Stat 324 – Project Assignment

 

There will be 3 components to this project, due at different times during the quarter.  I recommend that you work in groups of 2-3 (with data complexity increasing with group size).  The data can be collected in stages, but you should have a coherent plan for the total data collection from the start.  It will be easiest to focus on one context but increasing the number of variables examined in each part of the project.  There will be points for creativity/originality of topics chosen.

For each part you will submit a typed report with all appropriate computer output incorporated into the body of the report.  A large portion of your grade will be determined by how effectively you communicate and present (style, readability, grammar, spelling) your results.  You should also select the most relevant parts of the analysis, not turning in gobs of output with no “story” or explanation.  Your discussion should use language understandable by a non-statistician, but you may use standard technical terms and notation.

Note that fulfilling the requirements is C work.  Try to incorporate some “extras” to raise your grade.

 

Data Collection: For this series of projects you will need to collect data for at least 50 observational units.  Your data should include at least 8 variables, with at least 3 quantitative variables and at least 1 binary and one nonbinary categorical variable for these 50 observational units.  You will collect this data either from available data (e.g., the web) or by designing a survey or an experiment (which is often more fun and interesting).  Be thinking about what relationship might occur between these variables that your data will address.  For example:

Suppose that you are interested in purchasing a used car.  How much should you expect to pay?  Obviously the price will depend on the type of car you get (the model) and how much it’s been used.  Your project would investigate how price might depend on age of the car (in years).  At the same time you can collect data on mileage of the car, color of the car and model of the car.  Do your shopping on the internet, e.g., autobytel.com or autograder.com or cars.com or another site you find.  Initially focus on one model of car but try to choose a model that has been around for a while (so you get some variety in ages).  You should try to make your sample as “random” as possible (be careful if the website displays the results in order).  Be sure that you are getting prices for actual cars – not “blue book” theoretical prices.

There are many, many sources of data on the internet.  Some can be linked from http://statweb.calpoly.edu/bchance/stat_stuff.html and http://nilesonline.com/data/

If you decide to conduct your own survey or experiment, turn in your data collection plan to me by April 15.

 

Part I: Simple Linear Regression (due April 22)

Introduction (6 pts): Briefly describe your investigation and why it was of interest to you (remember to focus on relationships between variables).  Describe the source of your data and your data collection plan.  Identify two variables that you will focus on in Part I (e.g., price and age).

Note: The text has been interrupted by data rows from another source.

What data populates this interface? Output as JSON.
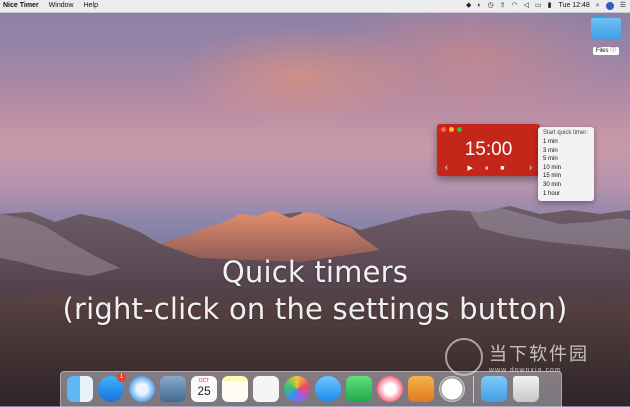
{
  "menubar": {
    "app_name": "Nice Timer",
    "menus": [
      "Window",
      "Help"
    ],
    "clock": "Tue 12:48"
  },
  "desktop": {
    "folder_label": "Files ⓘ"
  },
  "timer": {
    "time": "15:00",
    "prev": "‹",
    "next": "›",
    "controls": "▶ ⏸ ■"
  },
  "quick_menu": {
    "header": "Start quick timer:",
    "items": [
      "1 min",
      "3 min",
      "5 min",
      "10 min",
      "15 min",
      "30 min",
      "1 hour"
    ]
  },
  "caption": {
    "line1": "Quick timers",
    "line2": "(right-click on the settings button)"
  },
  "watermark": {
    "name": "当下软件园",
    "url": "www.downxia.com"
  },
  "dock": {
    "calendar_month": "OCT",
    "calendar_day": "25",
    "appstore_badge": "1"
  },
  "colors": {
    "timer_window": "#c5261a",
    "folder": "#3f9fe3"
  }
}
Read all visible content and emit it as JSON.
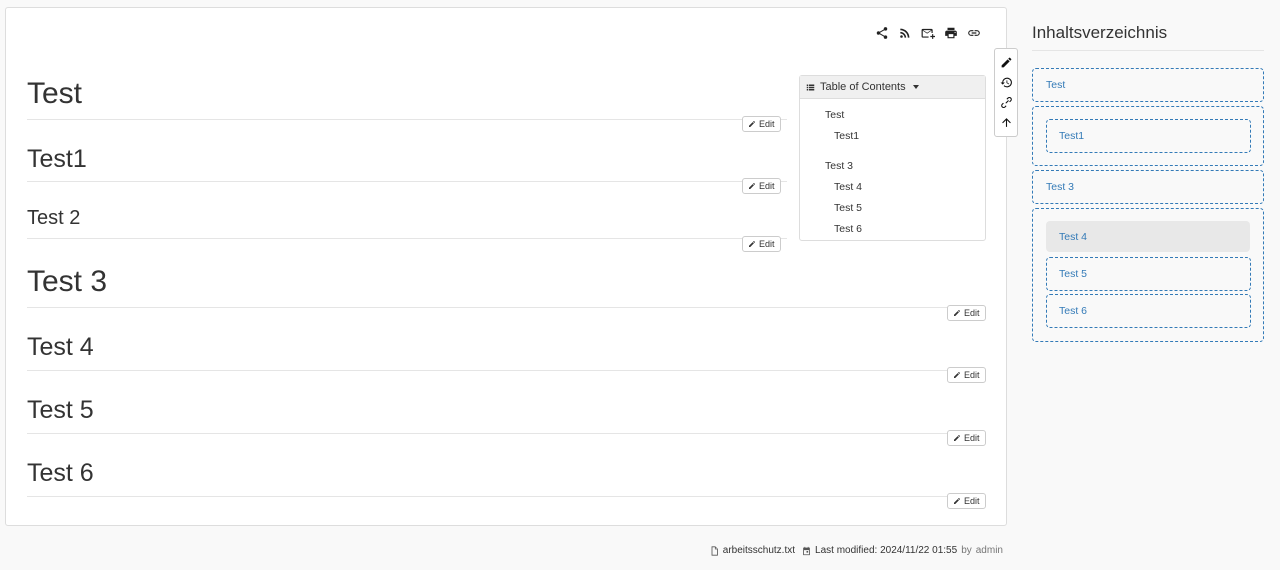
{
  "page_tools": [
    {
      "icon": "share-icon"
    },
    {
      "icon": "rss-icon"
    },
    {
      "icon": "mail-add-icon"
    },
    {
      "icon": "print-icon"
    },
    {
      "icon": "link-icon"
    }
  ],
  "side_tools": [
    {
      "icon": "pencil-icon"
    },
    {
      "icon": "history-icon"
    },
    {
      "icon": "backlink-icon"
    },
    {
      "icon": "arrow-up-icon"
    }
  ],
  "headings": [
    {
      "text": "Test",
      "level": 1
    },
    {
      "text": "Test1",
      "level": 2
    },
    {
      "text": "Test 2",
      "level": 3
    },
    {
      "text": "Test 3",
      "level": 1
    },
    {
      "text": "Test 4",
      "level": 2
    },
    {
      "text": "Test 5",
      "level": 2
    },
    {
      "text": "Test 6",
      "level": 2
    }
  ],
  "edit_label": "Edit",
  "toc": {
    "title": "Table of Contents",
    "items": [
      "Test",
      "Test1",
      "Test 3",
      "Test 4",
      "Test 5",
      "Test 6"
    ]
  },
  "sidebar": {
    "title": "Inhaltsverzeichnis",
    "items": [
      "Test",
      "Test1",
      "Test 3",
      "Test 4",
      "Test 5",
      "Test 6"
    ],
    "active": "Test 4"
  },
  "footer": {
    "filename": "arbeitsschutz.txt",
    "modified_label": "Last modified: 2024/11/22 01:55",
    "by_label": "by",
    "author": "admin"
  },
  "colors": {
    "link": "#337ab7",
    "border_dashed": "#337ab7",
    "active_bg": "#e8e8e8"
  }
}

Which are you considering the explanatory variable and which the response variable?  You should have some replicates at one or more explanatory variable values.  Specify any initial conjectures you have about the relationship you will find between these two variables (before you saw the data).

 

Descriptive Statistics (6 pts): Produce and describe a scatterplot between these two variables.  Are these data behaving as you conjectured?  Is the relationship linear or do you need to perform linearizing transformations? Once you have a reasonably linear relationship, calculate and interpret the correlation coefficient in context. 

 

Model (8 pts):

- Fit the least squares line to your (transformed?) data.  Include a “fitted line plot” displaying the regression line on your (transformed?) scatterplot.  

·      You may need to iterate through several models/residual plots before finalizing your model

- Interpret both regression coefficients in context.

- Report and interpret the coefficient of determination in context.

- Identify and explain (if possible) any unusual observations (e.g., outliers, potential influential observations)

 

Statistical Inference (24 pts):

- Specify the null and alternative hypotheses for your conjecture. Is the alternative hypothesis one or two-sided?

- Check the model assumptions (include and discuss residual plots, lack of fit test if possible). Comment on whether you think the model assumptions are sufficiently met. If not, try (variance stabilizing?) transformations of the data. Summarize the overall fit of your model (if it’s not great, that’s fine, just say so).

- Carry out a test of significance for the slope and find a confidence interval for the “population” slope. Describe what this population slope represents. Provide a detailed interpretation of the p-value and confidence interval and discuss their implications.

- Create intervals for the mean prediction and the future response prediction at some interesting value of the explanatory variable. (That is, at some x-value that is interesting to you and why it’s of interest.) Interpret these intervals.

 

Conclusion (3 pts): Summarize your results.  Comment on anything of interest that occurred to you during the project.  Did the data behave roughly as you expected or did some of the results surprise you?  Point out any unusual data values, interesting phenomenon, or obvious departures from regression assumptions.  What other questions would you like to ask about the data?

 

Appendix: Email a copy of your Minitab worksheet, clearly identifying the variables, their units, and the source of the data.

 

Overall presentation/style/communication (3 pts)

 

 

Part II: Multiple Regression (due May 20)
For this portion of the project you will need to use at least 4 variables (response should be quantitative and you should have at least one quantitative and one binary explanatory variable). You are encouraged to continue with the dataset you collected for Part I (e.g., age, mileage, price, and model).  Follow the same format for the report as in Part I (e.g., Introduction (5 pts), Descriptive Analysis (10 pts), Modelling/Inference (30 pts), Conclusions (5 pts)).

 

Descriptive Statistics (10 pts):

- A matrix plot of the response and explanatory variables.  Which explanatory variables appear most strongly associated with the response variable? Are these associations linear or should you perform any transformations? Are any of the explanatory variables highly correlated with each other? Do the associations behave as you expected? Any unusual observations (id by name)?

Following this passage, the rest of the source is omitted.